Longstanding tradition in education and training of medical laboratory scientists in Kansas.
The University of Kansas is among the pioneers in providing education to students. Specialty areas of the clinical laboratory now include clinical chemistry, hematology, transfusion services, clinical immunology, clinical microbiology and molecular diagnostics.
Before 1890s - Physicians commonly performed basic laboratory examinations, but most “laboratories” were located within physicians' homes or offices, or inside hospital wards.
1890-1920s - Technological advances in the study of important infectious diseases such as cholera and diphtheria let to the development of diagnostic tests and began the movement toward the development of the pathology as a specialty area of study available to physicians in training.
1926 - The American College of Surgeons' accreditation standards determined that every hospital must have a clinical laboratory. Training of laboratory assistants, most of whom were women, began and the American Society of Clinical Pathologists (ASCP), later American Society for Clinical Pathology, determined the baseline for certification and training of laboratory workers.
1928 - ASCP created the Board of Registry, an organization charged with providing individual certification to laboratory technicians, and also the Board of Schools charged with accreditation of training programs.
1933 - After the introduction of initial clinical testing practices came the organization of the American Society for Clinical Laboratory Science (ASCLS), previously the American Society for Medical Technology (ASMT).
1933 - Professional clinical laboratory training at KU began as a hospital-based program known as Medical Technology. Phyllis Boyle was one of the earliest program directors, and her long tenure produced significant educational advances in laboratory sciences.
1973 - Due to pressure from ASMT, an independently operated and governed accreditation body for laboratory training programs, the National Accrediting Agency for Clinical Laboratory Sciences (NAACLS), was created to replace the ASCP-run Board of Schools.
1984 - The Medical Technology program moved from the Department of Pathology to the newly created Department of Medical Technology, and officially joined the School of Health Professions, then the School of Allied Health.
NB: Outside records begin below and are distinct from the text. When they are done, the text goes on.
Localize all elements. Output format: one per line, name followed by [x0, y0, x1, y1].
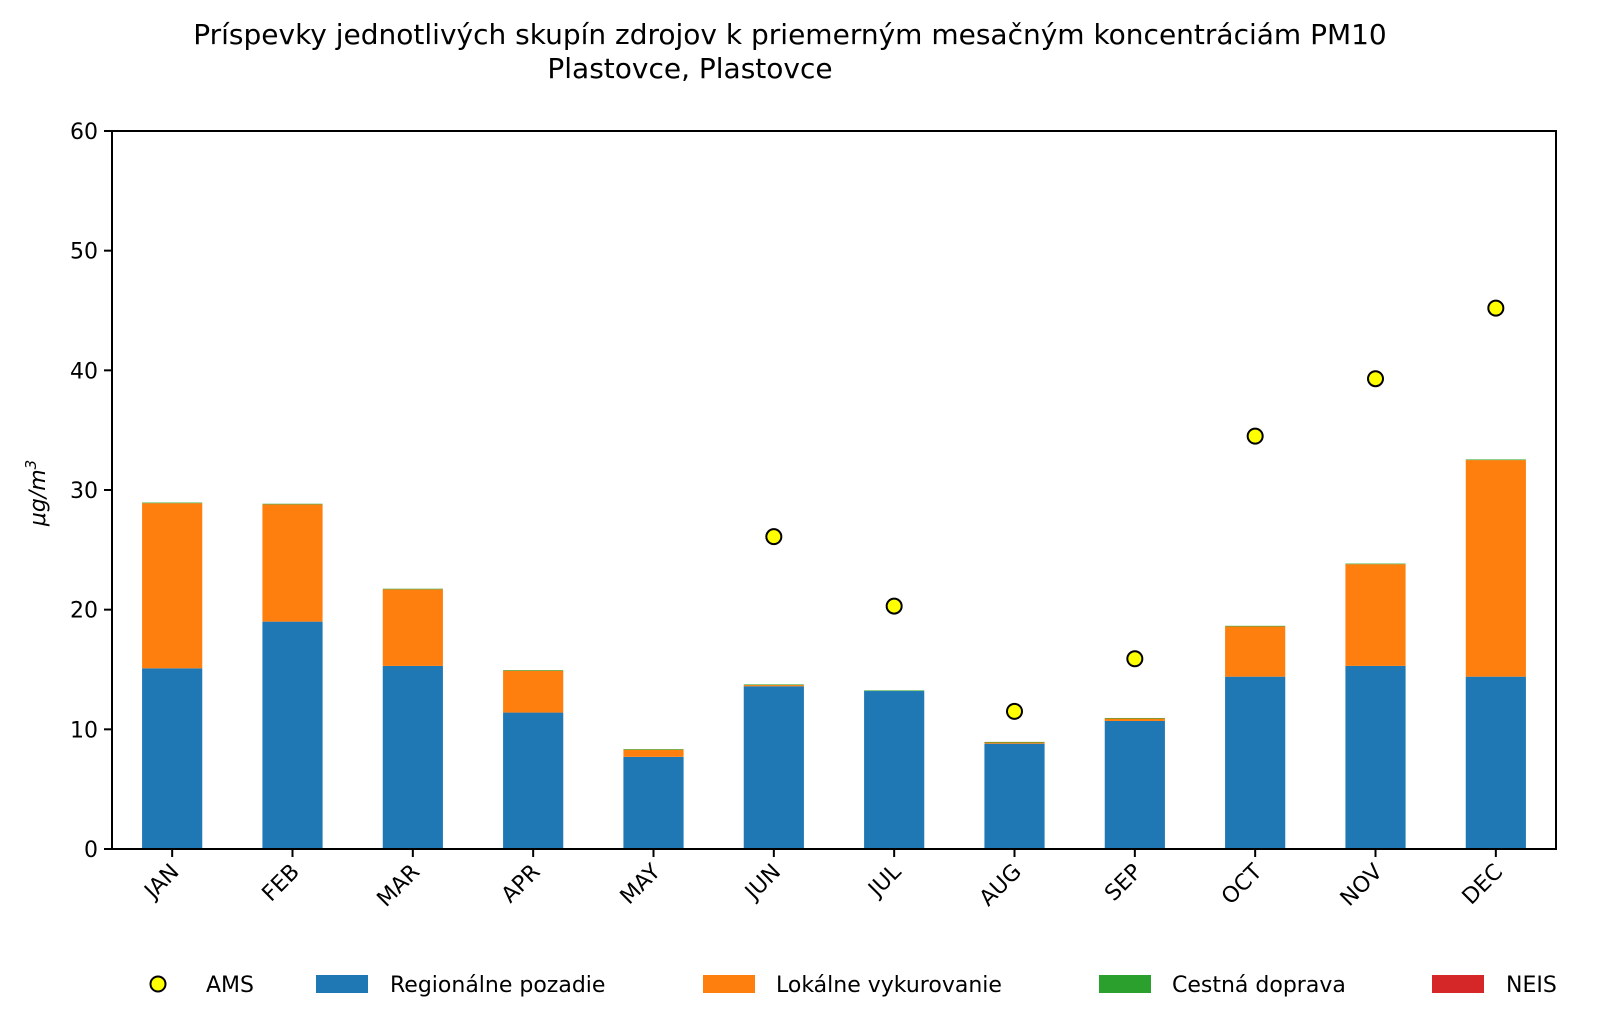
- bar-cestna-doprava-jun: [743, 684, 804, 686]
- ams-point-sep: [1126, 650, 1144, 668]
- bar-cestna-doprava-nov: [1345, 563, 1406, 565]
- legend-label-cestna-doprava: Cestná doprava: [1172, 973, 1346, 998]
- x-tick-label-feb: FEB: [258, 860, 305, 907]
- legend-swatch-neis: [1432, 975, 1484, 993]
- bar-regionalne-pozadie-jan: [142, 668, 203, 849]
- bar-lokalne-vykurovanie-may: [623, 749, 684, 757]
- y-axis-ticks: 0 10 20 30 40 50 60: [70, 120, 112, 863]
- x-tick-label-jan: JAN: [139, 860, 185, 906]
- bar-lokalne-vykurovanie-feb: [262, 504, 323, 622]
- y-tick-label: 20: [70, 599, 98, 624]
- x-tick-label-may: MAY: [616, 859, 666, 909]
- ams-point-aug: [1006, 702, 1023, 720]
- x-tick-label-dec: DEC: [1458, 860, 1508, 910]
- y-tick-label: 40: [70, 359, 98, 384]
- bar-cestna-doprava-oct: [1225, 625, 1286, 627]
- bar-cestna-doprava-jan: [142, 502, 203, 504]
- bar-lokalne-vykurovanie-nov: [1345, 564, 1406, 666]
- x-tick-label-nov: NOV: [1336, 860, 1388, 912]
- legend: AMS Regionálne pozadie Lokálne vykurovanie…: [149, 973, 1557, 998]
- bar-cestna-doprava-dec: [1465, 459, 1526, 461]
- ams-point-nov: [1367, 370, 1384, 388]
- bar-regionalne-pozadie-dec: [1465, 676, 1526, 849]
- bar-cestna-doprava-jul: [864, 690, 925, 692]
- bar-regionalne-pozadie-jul: [864, 691, 925, 849]
- y-axis-label-unit: μg/m: [26, 469, 51, 527]
- bar-regionalne-pozadie-may: [623, 756, 684, 849]
- bar-lokalne-vykurovanie-jan: [142, 503, 203, 669]
- bar-cestna-doprava-mar: [382, 588, 443, 590]
- legend-label-ams: AMS: [206, 973, 254, 998]
- y-tick-label: 10: [70, 718, 98, 743]
- bar-lokalne-vykurovanie-aug: [984, 742, 1045, 744]
- bar-cestna-doprava-may: [623, 749, 684, 750]
- legend-label-regionalne-pozadie: Regionálne pozadie: [390, 973, 605, 998]
- y-tick-label: 60: [70, 120, 98, 145]
- y-tick-label: 30: [70, 479, 98, 504]
- x-tick-label-sep: SEP: [1100, 860, 1147, 907]
- plot-frame: [111, 130, 1557, 850]
- bar-regionalne-pozadie-sep: [1104, 720, 1165, 849]
- y-tick-label: 0: [84, 838, 98, 863]
- y-tick-label: 50: [70, 240, 98, 265]
- x-tick-label-apr: APR: [497, 860, 546, 909]
- bar-cestna-doprava-sep: [1104, 717, 1165, 719]
- ams-point-oct: [1246, 427, 1264, 445]
- ams-points: [765, 299, 1505, 720]
- chart-subtitle: Plastovce, Plastovce: [547, 52, 832, 85]
- bar-cestna-doprava-apr: [503, 670, 564, 671]
- bar-lokalne-vykurovanie-oct: [1225, 626, 1286, 677]
- legend-swatch-lokalne-vykurovanie: [703, 975, 755, 993]
- y-axis-label-exponent: 3: [22, 460, 40, 470]
- ams-point-jul: [885, 597, 903, 615]
- x-tick-label-aug: AUG: [975, 860, 1027, 912]
- x-tick-label-jul: JUL: [863, 859, 907, 903]
- bar-regionalne-pozadie-oct: [1225, 676, 1286, 849]
- bar-lokalne-vykurovanie-sep: [1104, 718, 1165, 721]
- bar-lokalne-vykurovanie-apr: [503, 670, 564, 713]
- ams-point-jun: [765, 528, 783, 546]
- bar-regionalne-pozadie-nov: [1345, 665, 1406, 849]
- bar-lokalne-vykurovanie-dec: [1465, 460, 1526, 677]
- bar-regionalne-pozadie-jun: [743, 686, 804, 849]
- bars: [142, 459, 1526, 849]
- chart-title: Príspevky jednotlivých skupín zdrojov k …: [193, 18, 1387, 51]
- bar-lokalne-vykurovanie-mar: [382, 589, 443, 666]
- legend-label-neis: NEIS: [1506, 973, 1557, 998]
- x-axis-ticks: JAN FEB MAR APR MAY JUN JUL AUG SEP OCT NOV DEC: [139, 849, 1508, 912]
- legend-swatch-cestna-doprava: [1099, 975, 1151, 993]
- bar-cestna-doprava-feb: [262, 503, 323, 505]
- legend-swatch-regionalne-pozadie: [316, 975, 368, 993]
- x-tick-label-jun: JUN: [739, 860, 786, 907]
- legend-label-lokalne-vykurovanie: Lokálne vykurovanie: [776, 973, 1002, 998]
- bar-regionalne-pozadie-aug: [984, 743, 1045, 849]
- bar-regionalne-pozadie-apr: [503, 712, 564, 849]
- bar-lokalne-vykurovanie-jun: [743, 685, 804, 687]
- x-tick-label-oct: OCT: [1217, 859, 1268, 910]
- ams-point-dec: [1487, 299, 1505, 317]
- bar-cestna-doprava-aug: [984, 741, 1045, 743]
- y-axis-label: μg/m3: [22, 460, 51, 527]
- x-tick-label-mar: MAR: [373, 860, 426, 913]
- bar-regionalne-pozadie-mar: [382, 665, 443, 849]
- legend-marker-ams: [149, 975, 167, 993]
- bar-regionalne-pozadie-feb: [262, 621, 323, 849]
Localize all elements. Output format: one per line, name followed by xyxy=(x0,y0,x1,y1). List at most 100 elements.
1984-1991 - Virginia Johnston, Ph.D. served as the Medical Technology department's first chair.
1991-2015 - Venus Ward, Ph.D., was appointed Johnston's replacement and held the position of chair until 2015.
1995 - Expansion of clinical affiliates outside of the KU Hospital to support training in the program.
1999 - Department name changed to Clinical Laboratory Sciences.
2001 - The molecular biotechnology concentration was added to the program to meet the needs of diagnostic and research laboratories.
2004 - Molecular biotechnology concentration granted initial accreditation from NAACLS.
2005 - The 12-month CLS bachelor's program expanded to a 24-month curriculum.
2006 - In response to projected growth in the field of molecular biotechnology, the department added the master's in molecular biotechnology degree. The growth necessitated relocation to expanded laboratory space in the Eaton Building on the KU Medical Center campus.
2007 - Graduation of first two-year bachelor's degree class.
2015 - Eric Elsinghorst, Ph.D. takes the helm as appointed chair and program director over the Master's and Bachelor programs.
2018 - CLS department was approved to offer a doctorate in clinical laboratory sciences (DCLS) degree.
2019 - KU became only the third institution in the country to offer a DCLS degree. The program admitted its first cohort of four students in August 2019. DCLS program led by program director, S. Renee Hodgkins, Ph.D.
Delwiche F. A. (2003). Mapping the literature of clinical laboratory science. Journal of the Medical Library Association : JMLA, 91(3), 303–310.